Unlike quants who develop pricing models, quantitative developers tend to be product-centric. To them, it doesn’t matter too much even if two different products use very similar models. They may still have to write separate code for them depending on the infrastructure, market data, conventions etc.

Traders see their world from the asset class angle. Typically associated with a particular trading desks based on asset classes, their favourite view cuts across models and products. To traders, all products and models are merely tools to making profit.

IT folks view the trading world from a completely different perspective. Theirs is a system-centric view, where the same product using the same model appearing in two different systems is basically two different beasts. This view is not particularly appreciated by traders, quants or quant developers.

One view that all of us appreciate is the view of the senior management, which is narrowly focussed on the bottom line. The big bosses can prioritise things (whether products, asset classes or systems) in terms of the money they bring to the shareholders. Models and trades are typically not visible from their view — unless, of course, rogue traders lose a lot of money on a particular product or by using a particular model. Or, somewhat less likely, they make huge profits using the same tricks.

When the trade reaches the Market Risk folks, there is a subtle change in the perspective from a trade-level view to a portfolio or book level view. Though mathematically trivial (after all, the difference is only a matter of aggregation), this change has implications in the system design. Trading systems have to maintain a robust hierarchical portfolio structure so that various dicing and slicing as required in the later stages of the trade lifecycle can be handled with natural ease.

The busy folks in the Middle Office (who take care of trade validations and modifications) are obsessed with trade queues. They have a validation queue, market operation queue etc. Again, the management of queues using status flags is something we have to keep in mind while designing an in-house system.

When it comes to Finance and their notions of cost centres, the trade is pretty much out of the booking system. Still, they manage trading desks and asset classes cost centres.
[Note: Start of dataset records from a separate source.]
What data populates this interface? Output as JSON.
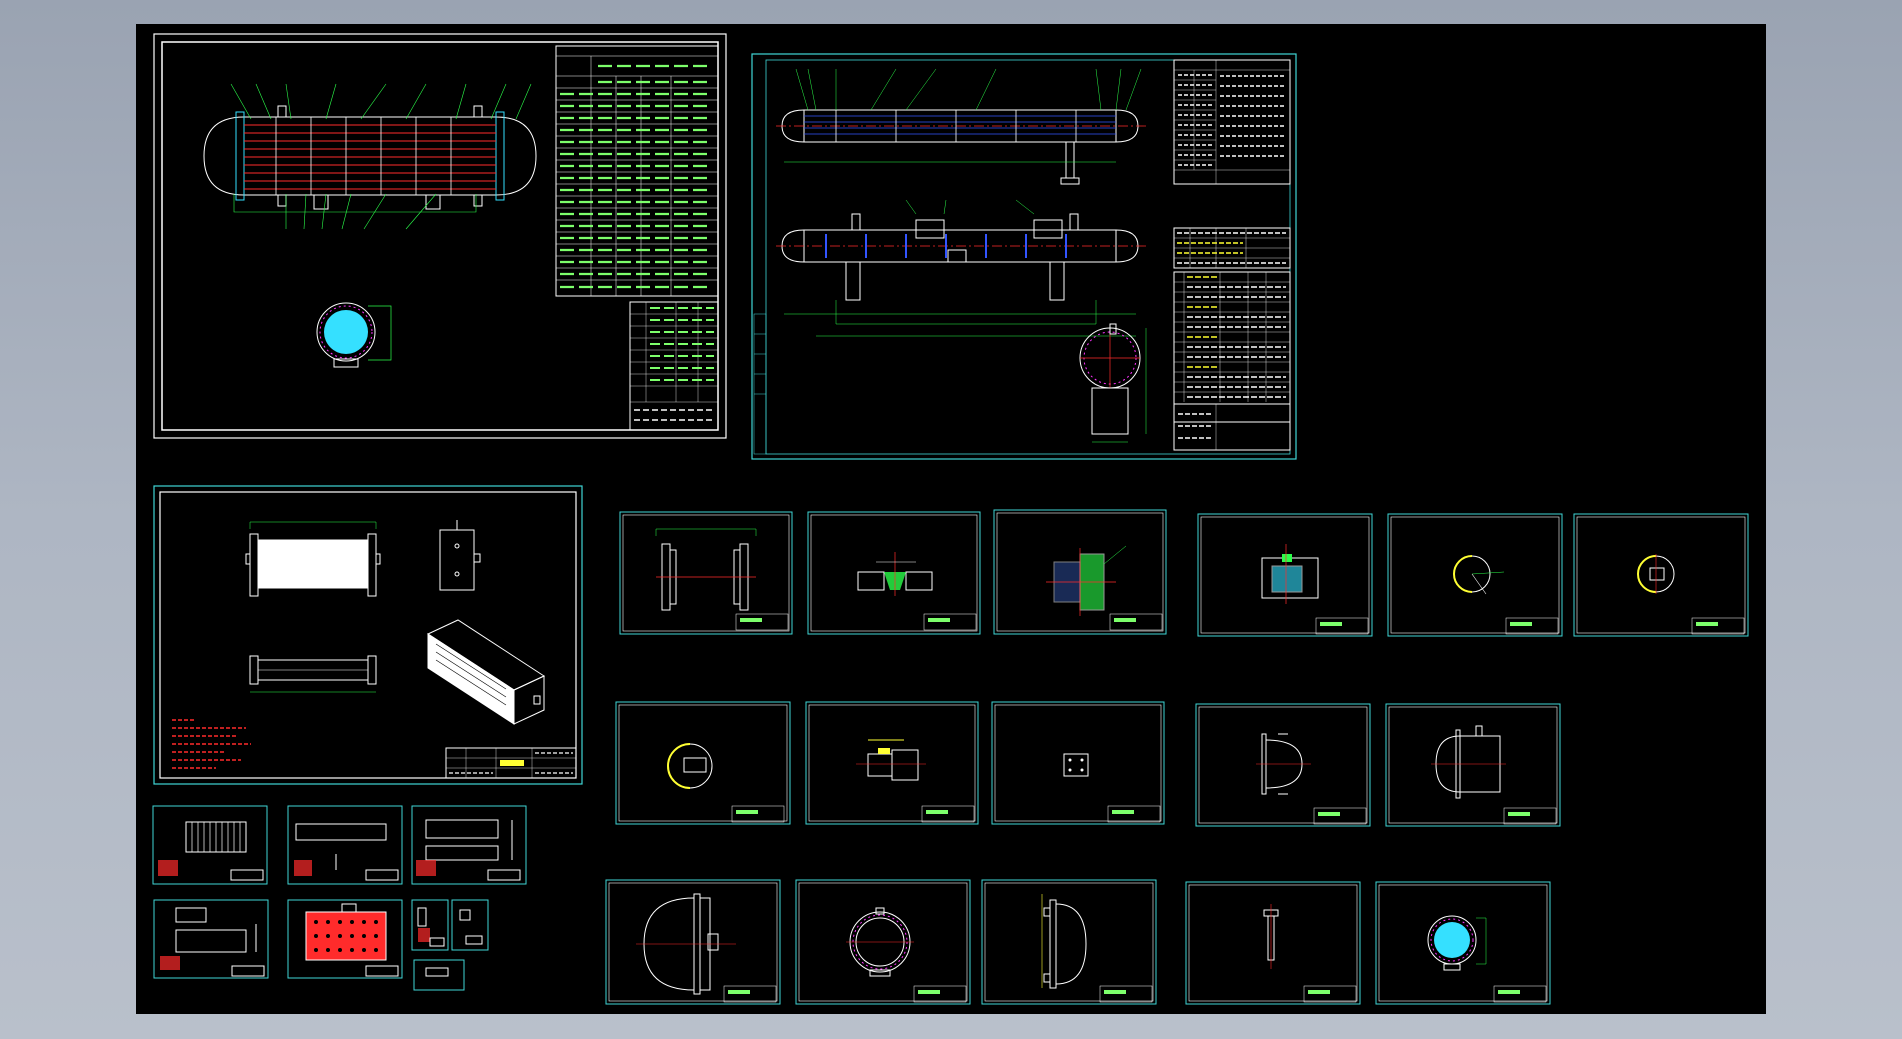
{
  "viewport": {
    "name": "cad-model-space",
    "background": "#000000"
  },
  "colors": {
    "frame": "#3fd6d6",
    "white": "#ffffff",
    "cyan": "#35e0ff",
    "red": "#ff2b2b",
    "green": "#2bff4a",
    "yellow": "#ffff33",
    "magenta": "#ff33ff",
    "blue": "#3355ff",
    "tableGreen": "#7dff6b"
  },
  "sheets": [
    {
      "name": "sheet-heat-exchanger-assembly"
    },
    {
      "name": "sheet-general-arrangement"
    },
    {
      "name": "sheet-radiator-assembly"
    },
    {
      "name": "sheet-flange-detail"
    },
    {
      "name": "sheet-weld-detail-1"
    },
    {
      "name": "sheet-weld-detail-2"
    },
    {
      "name": "sheet-tube-joint"
    },
    {
      "name": "sheet-circle-detail-1"
    },
    {
      "name": "sheet-circle-detail-2"
    },
    {
      "name": "sheet-circle-detail-3"
    },
    {
      "name": "sheet-nozzle-detail"
    },
    {
      "name": "sheet-plate-detail"
    },
    {
      "name": "sheet-head-detail"
    },
    {
      "name": "sheet-channel-detail"
    },
    {
      "name": "sheet-shell-part-1"
    },
    {
      "name": "sheet-shell-flange"
    },
    {
      "name": "sheet-head-part"
    },
    {
      "name": "sheet-support-leg"
    },
    {
      "name": "sheet-section-view"
    }
  ]
}
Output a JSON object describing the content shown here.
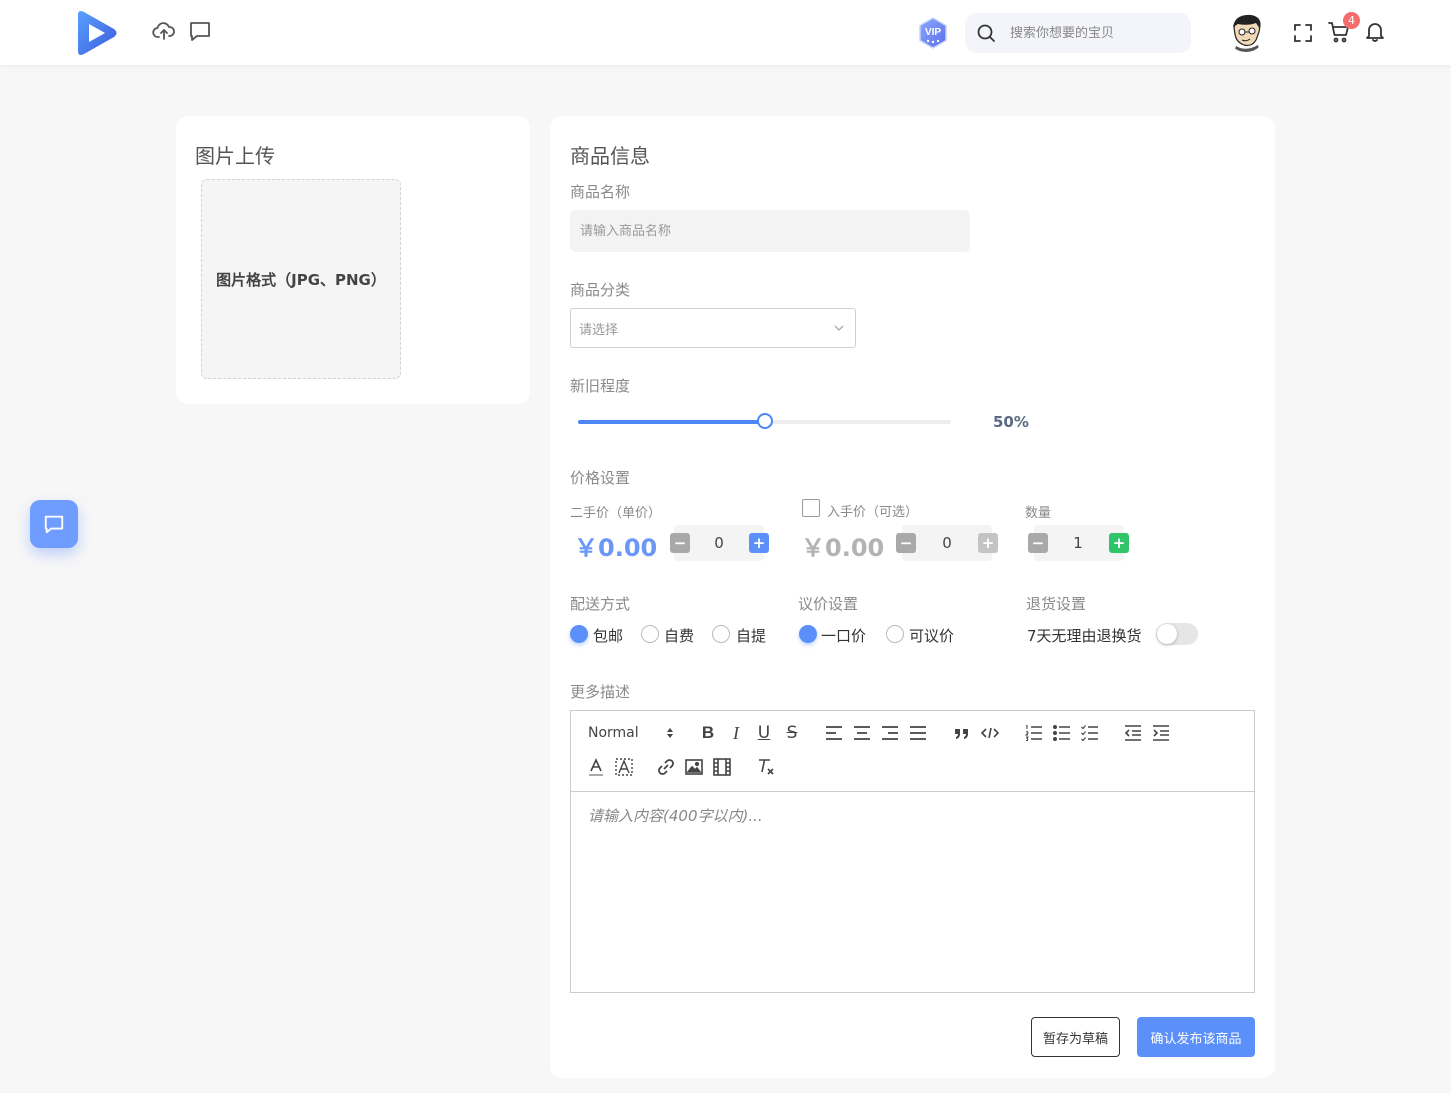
{
  "header": {
    "search_placeholder": "搜索你想要的宝贝",
    "vip_label": "VIP",
    "cart_count": "4"
  },
  "upload": {
    "title": "图片上传",
    "hint": "图片格式（JPG、PNG）"
  },
  "info": {
    "title": "商品信息",
    "name_label": "商品名称",
    "name_placeholder": "请输入商品名称",
    "category_label": "商品分类",
    "category_placeholder": "请选择",
    "condition_label": "新旧程度",
    "condition_value": "50%",
    "condition_fraction": 0.5,
    "price_section_label": "价格设置",
    "second_price_label": "二手价（单价）",
    "second_price": "￥0.00",
    "second_stepper": "0",
    "buy_price_label": "入手价（可选）",
    "buy_price": "￥0.00",
    "buy_stepper": "0",
    "qty_label": "数量",
    "qty_value": "1",
    "delivery_label": "配送方式",
    "delivery_options": [
      "包邮",
      "自费",
      "自提"
    ],
    "bargain_label": "议价设置",
    "bargain_options": [
      "一口价",
      "可议价"
    ],
    "return_label": "退货设置",
    "return_text": "7天无理由退换货",
    "desc_label": "更多描述",
    "editor_format": "Normal",
    "editor_placeholder": "请输入内容(400字以内)...",
    "draft_button": "暂存为草稿",
    "publish_button": "确认发布该商品"
  },
  "colors": {
    "accent": "#5b8ff9",
    "plus_green": "#2fc36a",
    "badge_red": "#f56c6c"
  }
}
Any trading platform we design has to provide adequate hooks in the system to respond to their specific requirements as well.

Quants and the Big Picture

Most quants, especially at junior levels, despise the Big Picture. They think of it as a distraction from their real work of marrying stochastic calculus to C++. Changing that mindset to some degree is the hidden agenda behind this column.

As my trader friends will agree, the best model in the world is worthless unless it can be deployed. Deployment is the fast track to the big picture — no point denying it. Besides, in an increasingly interconnected world where a crazy Frenchman’s actions instantly affect our bonus, what is the use of denying the existence of the big picture in our nook of the woods? Instead, let’s take advantage of the big picture to empower ourselves. Let’s bite the bullet and sit through a “Big Picture 101.”

When we change our narrow, albeit effective, focus on the work at hand to an understanding of our role and value in the organization, we will see the potential points of failure of the systems and processes. We will be prepared with possible solutions to the nightmarish havoc that computerized processes can wreak. And we will sleep easier.